Ele vinha de fora e também de dentro de mim.

Intenso, insano, como um sol. Sim, um sol. Eu me lembrava disso.

Uma colina infinda, o verde da vegetação era o mais verde que existia, e ela se estendia diante de mim, brilhando com os raios de sol. Intenso, insano.

Eu me ajoelhei, tocando e sentindo o roçar da grama nas minhas mãos miúdas e ossudas. Fechei os olhos e puxei o ar. O cheiro era de primavera. Uma primavera imortal.

Então ouvi, uma voz suave em um sussurro. Uma voz que parecia vir de dentro de mim. Chamando.

Abri meus olhos azuis metálicos subitamente, me pondo ereta novamente e seguindo aquele sussurro e o cheiro de primavera. Eles me levavam além da colina, muito além.

O leve zumbido de uma borboleta voando ao meu lado em busca de alguma flor, suas cores eram vivas, gotas d'água cintilavam como mil cristais encrustados em suas asas quando ela pousara em meu ombro.

Com um sorriso de paz em meus lábios, ouvi novamente o sussurro profundo do meu nome vindo agora do lugar em meu peito onde ficava meu coração. O cheiro da primavera era inebriante àquela altura.

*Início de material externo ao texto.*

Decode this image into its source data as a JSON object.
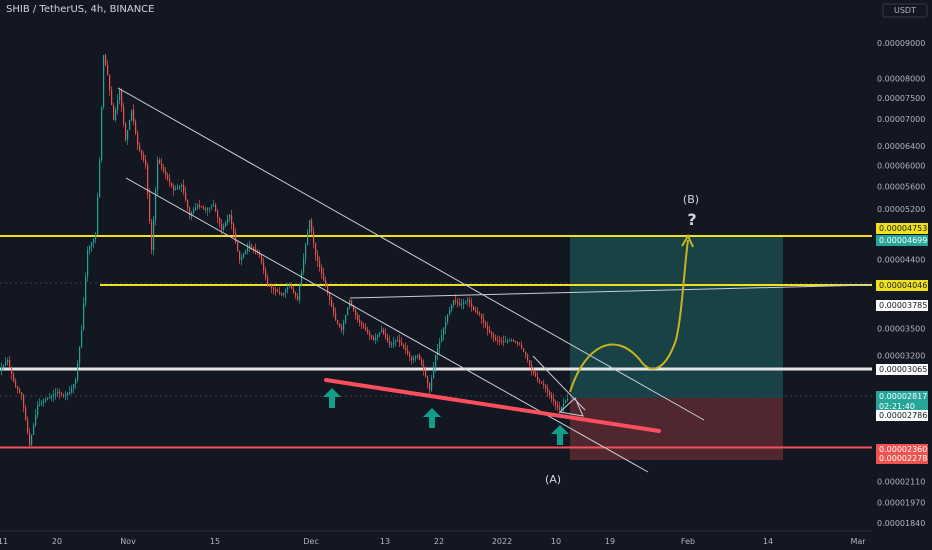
{
  "header": {
    "title": "SHIB / TetherUS, 4h, BINANCE",
    "currency": "USDT"
  },
  "colors": {
    "background": "#131722",
    "up": "#26a69a",
    "down": "#ef5350",
    "yellow": "#f0e11f",
    "white": "#e6e6e6",
    "red_line": "#ff4f5e",
    "green_zone": "rgba(38,166,154,0.30)",
    "red_zone": "rgba(239,83,80,0.28)"
  },
  "chart_data": {
    "type": "candlestick",
    "title": "SHIB / TetherUS, 4h, BINANCE",
    "y_scale": "log",
    "ylim": [
      1.75e-05,
      1.02e-05
    ],
    "y_ticks": [
      "0.00009000",
      "0.00008000",
      "0.00007500",
      "0.00007000",
      "0.00006400",
      "0.00006000",
      "0.00005600",
      "0.00005200",
      "0.00004400",
      "0.00003500",
      "0.00003200",
      "0.00002110",
      "0.00001970",
      "0.00001840"
    ],
    "x_ticks": [
      "11",
      "20",
      "Nov",
      "15",
      "Dec",
      "13",
      "22",
      "2022",
      "10",
      "19",
      "Feb",
      "14",
      "Mar"
    ],
    "price_tags": [
      {
        "label": "0.00004753",
        "bg": "#f0e11f",
        "fg": "#131722"
      },
      {
        "label": "0.00004699",
        "bg": "#26a69a",
        "fg": "#ffffff"
      },
      {
        "label": "0.00004046",
        "bg": "#f0e11f",
        "fg": "#131722"
      },
      {
        "label": "0.00003785",
        "bg": "#ffffff",
        "fg": "#131722"
      },
      {
        "label": "0.00003065",
        "bg": "#ffffff",
        "fg": "#131722"
      },
      {
        "label": "0.00002817",
        "bg": "#26a69a",
        "fg": "#ffffff",
        "sub": "02:21:40"
      },
      {
        "label": "0.00002786",
        "bg": "#ffffff",
        "fg": "#131722"
      },
      {
        "label": "0.00002360",
        "bg": "#ef5350",
        "fg": "#ffffff"
      },
      {
        "label": "0.00002278",
        "bg": "#ef5350",
        "fg": "#ffffff"
      }
    ],
    "horizontal_levels": [
      {
        "price": 4.753e-05,
        "color": "#f0e11f"
      },
      {
        "price": 4.046e-05,
        "color": "#f0e11f"
      },
      {
        "price": 3.065e-05,
        "color": "#e6e6e6"
      },
      {
        "price": 2.36e-05,
        "color": "#ef5350"
      }
    ],
    "annotations": {
      "wave_b_label": "(B)",
      "wave_b_mark": "?",
      "wave_a_label": "(A)"
    },
    "legend": "none",
    "grid": false
  }
}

Então estendi meu dedo indicador, fazendo um poleiro para a borboleta.

Os olhos dela brilhavam, as gotas em suas asas finas e azuladas tal qual eram meus olhos pareciam se mexer e começar a se converter em alguma outra coisa.

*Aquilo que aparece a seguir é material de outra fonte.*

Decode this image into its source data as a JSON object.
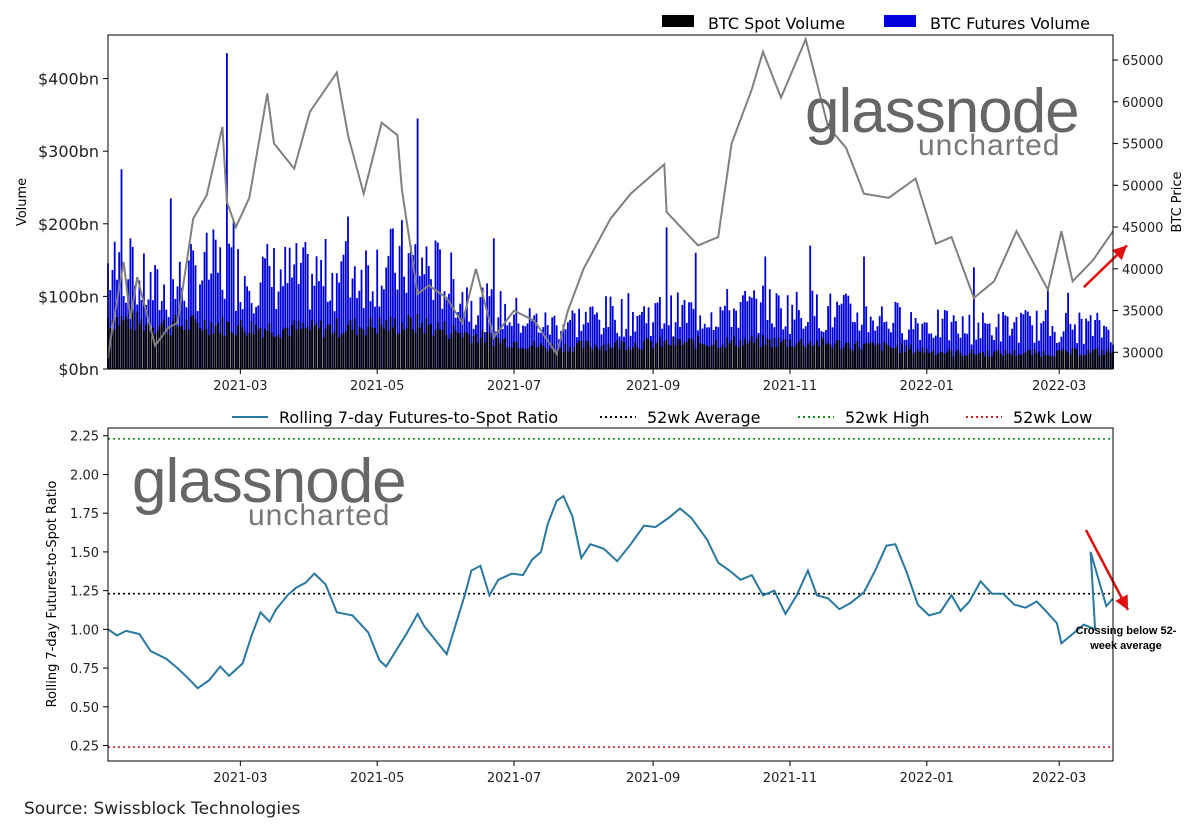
{
  "source": "Source: Swissblock Technologies",
  "watermark": {
    "line1": "glassnode",
    "line2": "uncharted"
  },
  "colors": {
    "spot": "#000000",
    "futures": "#0000dd",
    "price": "#808080",
    "ratio": "#2878a0",
    "avg": "#000000",
    "high": "#1a8a1a",
    "low": "#cc2222",
    "arrow": "#e01010"
  },
  "chart_data": [
    {
      "type": "bar",
      "title": "",
      "xlabel": "",
      "ylabel": "Volume",
      "y2label": "BTC Price",
      "x_range": [
        "2021-01-01",
        "2022-03-25"
      ],
      "x_ticks": [
        "2021-03",
        "2021-05",
        "2021-07",
        "2021-09",
        "2021-11",
        "2022-01",
        "2022-03"
      ],
      "ylim": [
        0,
        460
      ],
      "y_ticks": [
        "$0bn",
        "$100bn",
        "$200bn",
        "$300bn",
        "$400bn"
      ],
      "y2lim": [
        28000,
        68000
      ],
      "y2_ticks": [
        "30000",
        "35000",
        "40000",
        "45000",
        "50000",
        "55000",
        "60000",
        "65000"
      ],
      "legend": [
        "BTC Spot Volume",
        "BTC Futures Volume"
      ],
      "legend_position": "top-right",
      "series": [
        {
          "name": "BTC Spot Volume",
          "anchors": [
            [
              "2021-01-01",
              70
            ],
            [
              "2021-01-25",
              60
            ],
            [
              "2021-02-15",
              62
            ],
            [
              "2021-03-01",
              58
            ],
            [
              "2021-04-01",
              55
            ],
            [
              "2021-05-01",
              60
            ],
            [
              "2021-05-20",
              62
            ],
            [
              "2021-06-15",
              45
            ],
            [
              "2021-07-15",
              30
            ],
            [
              "2021-08-15",
              34
            ],
            [
              "2021-09-15",
              36
            ],
            [
              "2021-10-15",
              38
            ],
            [
              "2021-11-15",
              36
            ],
            [
              "2021-12-15",
              30
            ],
            [
              "2022-01-15",
              22
            ],
            [
              "2022-02-15",
              22
            ],
            [
              "2022-03-25",
              24
            ]
          ]
        },
        {
          "name": "BTC Futures Volume",
          "anchors": [
            [
              "2021-01-01",
              150
            ],
            [
              "2021-01-25",
              110
            ],
            [
              "2021-02-15",
              150
            ],
            [
              "2021-03-01",
              140
            ],
            [
              "2021-04-01",
              135
            ],
            [
              "2021-05-01",
              150
            ],
            [
              "2021-05-20",
              160
            ],
            [
              "2021-06-15",
              95
            ],
            [
              "2021-07-15",
              65
            ],
            [
              "2021-08-15",
              80
            ],
            [
              "2021-09-15",
              82
            ],
            [
              "2021-10-15",
              90
            ],
            [
              "2021-11-15",
              85
            ],
            [
              "2021-12-15",
              75
            ],
            [
              "2022-01-15",
              60
            ],
            [
              "2022-02-15",
              65
            ],
            [
              "2022-03-25",
              60
            ]
          ],
          "spikes": [
            [
              "2021-01-07",
              275
            ],
            [
              "2021-01-11",
              180
            ],
            [
              "2021-01-29",
              235
            ],
            [
              "2021-02-23",
              435
            ],
            [
              "2021-02-26",
              205
            ],
            [
              "2021-04-18",
              210
            ],
            [
              "2021-05-19",
              345
            ],
            [
              "2021-05-12",
              205
            ],
            [
              "2021-06-22",
              180
            ],
            [
              "2021-09-07",
              195
            ],
            [
              "2021-09-20",
              160
            ],
            [
              "2021-10-21",
              155
            ],
            [
              "2021-11-10",
              170
            ],
            [
              "2021-12-04",
              155
            ],
            [
              "2022-01-22",
              140
            ],
            [
              "2022-02-24",
              110
            ],
            [
              "2022-03-05",
              105
            ]
          ]
        },
        {
          "name": "BTC Price",
          "axis": "right",
          "points": [
            [
              "2021-01-01",
              29300
            ],
            [
              "2021-01-03",
              33000
            ],
            [
              "2021-01-08",
              40800
            ],
            [
              "2021-01-11",
              34000
            ],
            [
              "2021-01-14",
              39000
            ],
            [
              "2021-01-22",
              30800
            ],
            [
              "2021-01-28",
              33000
            ],
            [
              "2021-02-01",
              33500
            ],
            [
              "2021-02-08",
              46000
            ],
            [
              "2021-02-14",
              48800
            ],
            [
              "2021-02-21",
              57000
            ],
            [
              "2021-02-23",
              48000
            ],
            [
              "2021-02-27",
              45000
            ],
            [
              "2021-03-05",
              48500
            ],
            [
              "2021-03-13",
              61000
            ],
            [
              "2021-03-16",
              55000
            ],
            [
              "2021-03-25",
              52000
            ],
            [
              "2021-04-01",
              58800
            ],
            [
              "2021-04-13",
              63500
            ],
            [
              "2021-04-18",
              56000
            ],
            [
              "2021-04-25",
              49000
            ],
            [
              "2021-05-03",
              57500
            ],
            [
              "2021-05-10",
              56000
            ],
            [
              "2021-05-12",
              49500
            ],
            [
              "2021-05-19",
              37000
            ],
            [
              "2021-05-24",
              38000
            ],
            [
              "2021-06-01",
              36500
            ],
            [
              "2021-06-08",
              33500
            ],
            [
              "2021-06-14",
              40000
            ],
            [
              "2021-06-22",
              31800
            ],
            [
              "2021-07-01",
              35000
            ],
            [
              "2021-07-10",
              33800
            ],
            [
              "2021-07-20",
              29800
            ],
            [
              "2021-07-25",
              35000
            ],
            [
              "2021-08-01",
              40000
            ],
            [
              "2021-08-13",
              46000
            ],
            [
              "2021-08-22",
              49000
            ],
            [
              "2021-09-06",
              52500
            ],
            [
              "2021-09-07",
              46800
            ],
            [
              "2021-09-21",
              42800
            ],
            [
              "2021-09-30",
              43800
            ],
            [
              "2021-10-06",
              55000
            ],
            [
              "2021-10-15",
              61500
            ],
            [
              "2021-10-20",
              66000
            ],
            [
              "2021-10-28",
              60500
            ],
            [
              "2021-11-08",
              67500
            ],
            [
              "2021-11-18",
              57000
            ],
            [
              "2021-11-26",
              54500
            ],
            [
              "2021-12-04",
              49000
            ],
            [
              "2021-12-15",
              48500
            ],
            [
              "2021-12-27",
              50800
            ],
            [
              "2022-01-05",
              43000
            ],
            [
              "2022-01-12",
              43800
            ],
            [
              "2022-01-22",
              36500
            ],
            [
              "2022-01-31",
              38500
            ],
            [
              "2022-02-10",
              44500
            ],
            [
              "2022-02-24",
              37500
            ],
            [
              "2022-03-02",
              44500
            ],
            [
              "2022-03-07",
              38500
            ],
            [
              "2022-03-16",
              41000
            ],
            [
              "2022-03-25",
              44500
            ]
          ]
        }
      ],
      "annotation_arrow": {
        "from": [
          "2022-03-12",
          37800
        ],
        "to": [
          "2022-03-25",
          42800
        ]
      }
    },
    {
      "type": "line",
      "title": "",
      "xlabel": "",
      "ylabel": "Rolling 7-day Futures-to-Spot Ratio",
      "x_range": [
        "2021-01-01",
        "2022-03-25"
      ],
      "x_ticks": [
        "2021-03",
        "2021-05",
        "2021-07",
        "2021-09",
        "2021-11",
        "2022-01",
        "2022-03"
      ],
      "ylim": [
        0.15,
        2.3
      ],
      "y_ticks": [
        "0.25",
        "0.50",
        "0.75",
        "1.00",
        "1.25",
        "1.50",
        "1.75",
        "2.00",
        "2.25"
      ],
      "legend": [
        "Rolling 7-day Futures-to-Spot Ratio",
        "52wk Average",
        "52wk High",
        "52wk Low"
      ],
      "legend_position": "top-right",
      "series": [
        {
          "name": "Rolling 7-day Futures-to-Spot Ratio",
          "points": [
            [
              "2021-01-01",
              1.0
            ],
            [
              "2021-01-05",
              0.96
            ],
            [
              "2021-01-09",
              0.99
            ],
            [
              "2021-01-15",
              0.97
            ],
            [
              "2021-01-20",
              0.86
            ],
            [
              "2021-01-27",
              0.81
            ],
            [
              "2021-02-01",
              0.75
            ],
            [
              "2021-02-06",
              0.68
            ],
            [
              "2021-02-10",
              0.62
            ],
            [
              "2021-02-15",
              0.67
            ],
            [
              "2021-02-20",
              0.76
            ],
            [
              "2021-02-24",
              0.7
            ],
            [
              "2021-03-02",
              0.78
            ],
            [
              "2021-03-06",
              0.96
            ],
            [
              "2021-03-10",
              1.11
            ],
            [
              "2021-03-14",
              1.05
            ],
            [
              "2021-03-17",
              1.13
            ],
            [
              "2021-03-22",
              1.22
            ],
            [
              "2021-03-26",
              1.27
            ],
            [
              "2021-03-30",
              1.3
            ],
            [
              "2021-04-03",
              1.36
            ],
            [
              "2021-04-08",
              1.29
            ],
            [
              "2021-04-13",
              1.11
            ],
            [
              "2021-04-20",
              1.09
            ],
            [
              "2021-04-27",
              0.98
            ],
            [
              "2021-05-02",
              0.8
            ],
            [
              "2021-05-05",
              0.76
            ],
            [
              "2021-05-11",
              0.9
            ],
            [
              "2021-05-14",
              0.97
            ],
            [
              "2021-05-19",
              1.1
            ],
            [
              "2021-05-22",
              1.02
            ],
            [
              "2021-05-27",
              0.93
            ],
            [
              "2021-06-01",
              0.84
            ],
            [
              "2021-06-05",
              1.03
            ],
            [
              "2021-06-09",
              1.22
            ],
            [
              "2021-06-12",
              1.38
            ],
            [
              "2021-06-16",
              1.41
            ],
            [
              "2021-06-20",
              1.22
            ],
            [
              "2021-06-24",
              1.32
            ],
            [
              "2021-06-30",
              1.36
            ],
            [
              "2021-07-05",
              1.35
            ],
            [
              "2021-07-09",
              1.45
            ],
            [
              "2021-07-13",
              1.5
            ],
            [
              "2021-07-16",
              1.68
            ],
            [
              "2021-07-20",
              1.83
            ],
            [
              "2021-07-23",
              1.86
            ],
            [
              "2021-07-27",
              1.73
            ],
            [
              "2021-07-31",
              1.46
            ],
            [
              "2021-08-04",
              1.55
            ],
            [
              "2021-08-10",
              1.52
            ],
            [
              "2021-08-16",
              1.44
            ],
            [
              "2021-08-22",
              1.55
            ],
            [
              "2021-08-28",
              1.67
            ],
            [
              "2021-09-02",
              1.66
            ],
            [
              "2021-09-08",
              1.72
            ],
            [
              "2021-09-13",
              1.78
            ],
            [
              "2021-09-18",
              1.72
            ],
            [
              "2021-09-25",
              1.58
            ],
            [
              "2021-09-30",
              1.43
            ],
            [
              "2021-10-05",
              1.38
            ],
            [
              "2021-10-10",
              1.32
            ],
            [
              "2021-10-15",
              1.35
            ],
            [
              "2021-10-20",
              1.22
            ],
            [
              "2021-10-25",
              1.25
            ],
            [
              "2021-10-30",
              1.1
            ],
            [
              "2021-11-04",
              1.22
            ],
            [
              "2021-11-09",
              1.38
            ],
            [
              "2021-11-13",
              1.22
            ],
            [
              "2021-11-18",
              1.2
            ],
            [
              "2021-11-23",
              1.13
            ],
            [
              "2021-11-28",
              1.17
            ],
            [
              "2021-12-04",
              1.24
            ],
            [
              "2021-12-09",
              1.38
            ],
            [
              "2021-12-14",
              1.54
            ],
            [
              "2021-12-18",
              1.55
            ],
            [
              "2021-12-23",
              1.37
            ],
            [
              "2021-12-28",
              1.16
            ],
            [
              "2022-01-02",
              1.09
            ],
            [
              "2022-01-07",
              1.11
            ],
            [
              "2022-01-12",
              1.22
            ],
            [
              "2022-01-16",
              1.12
            ],
            [
              "2022-01-20",
              1.18
            ],
            [
              "2022-01-25",
              1.31
            ],
            [
              "2022-01-30",
              1.23
            ],
            [
              "2022-02-04",
              1.23
            ],
            [
              "2022-02-09",
              1.16
            ],
            [
              "2022-02-14",
              1.14
            ],
            [
              "2022-02-19",
              1.18
            ],
            [
              "2022-02-23",
              1.12
            ],
            [
              "2022-02-28",
              1.04
            ],
            [
              "2022-03-02",
              0.91
            ],
            [
              "2022-03-07",
              0.97
            ],
            [
              "2022-03-12",
              1.03
            ],
            [
              "2022-03-17",
              1.0
            ],
            [
              "2022-03-22",
              1.32
            ],
            [
              "2022-03-25",
              1.47
            ]
          ]
        }
      ],
      "reference_lines": [
        {
          "name": "52wk Average",
          "value": 1.23
        },
        {
          "name": "52wk High",
          "value": 2.23
        },
        {
          "name": "52wk Low",
          "value": 0.24
        }
      ],
      "annotation": {
        "text": "Crossing below 52-week average",
        "lines": [
          "Crossing below 52-",
          "week average"
        ]
      },
      "annotation_arrow": {
        "from": [
          "2022-03-10",
          1.65
        ],
        "to": [
          "2022-03-25",
          1.13
        ]
      }
    }
  ]
}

Alguma coisa também familiar, que fizera meu corpo arder em chamas: A coroa em formato de lótus.

Então senti o solo aos meus pés se mover, a terra parecia se desfazer e quando olhei para baixo vi, incrédula, meu corpo lentamente se afundando no que parecia uma poça profunda de água.

Em desespero, soltei a coroa, que afundou no fundo infinito abaixo de mim, um fundo vazio e negro para onde eu inevitavelmente estava sendo sugada também.

— Não! — gritei, em desespero, olhando em volta em busca de alguém, qualquer coisa que poderia me salvar de ser engolida pela escuridão do riacho que agora se formava embaixo de mim — Não! — disse mais uma vez, minha visão se tornando turva conforme a água avançava.

Não... — ouvi, pela última vez o sussurro abafado da minha voz, em uníssono com aquele intrigante chamado, que repetia meu nome. E, lentamente, a luz voltara a preencher minha visão.

Senti meu corpo estirado de bruços em algo muito macio. Minha cama. O molhado que sentia gelado em minha pele vinha do meu próprio corpo, eu havia suado como um salgueiro-chorão durante meus pesadelos noturnos e algo duro e pontudo tocava incisivamente minhas omoplatas.

Lentamente como só uma pessoa recém-acordada de uma noite turbulenta pode se mover, flexionei o corpo de maneira à poder virar-me para ver o que me tocava quando senti o toque cessar e ouvi um suspiro abafado de susto seguido de um estrondo de algo colidindo com a mesa ao lado onde, ontem à noite, Rowena preparava suas misturas analgésicas.

Franzi o cenho para o barulho, ainda na minha missão de me despertar por completo e me virar para ver o que diabos estava acontecendo quando um pigarro tão sutil que quase parecera um devaneio viera do lugar onde o estrondo acontecera — Bom dia, raio-de-sol! — uma voz irônica respondeu em seguida, e ouvi seus passos se afastando para abrir as grandes portas envidraçadas da sacada.

Agora já tendo conseguido me pôr sentada na cama, via uma camareira rabugenta, de cabelos escuros e jeito incomumente franzino para alguém tão novo quanto aparentava, perambulando pelo cômodo apressadamente repondo as flores dos vasos, trocando os lençóis das camas, sempre com a mesma carranca profunda na feição.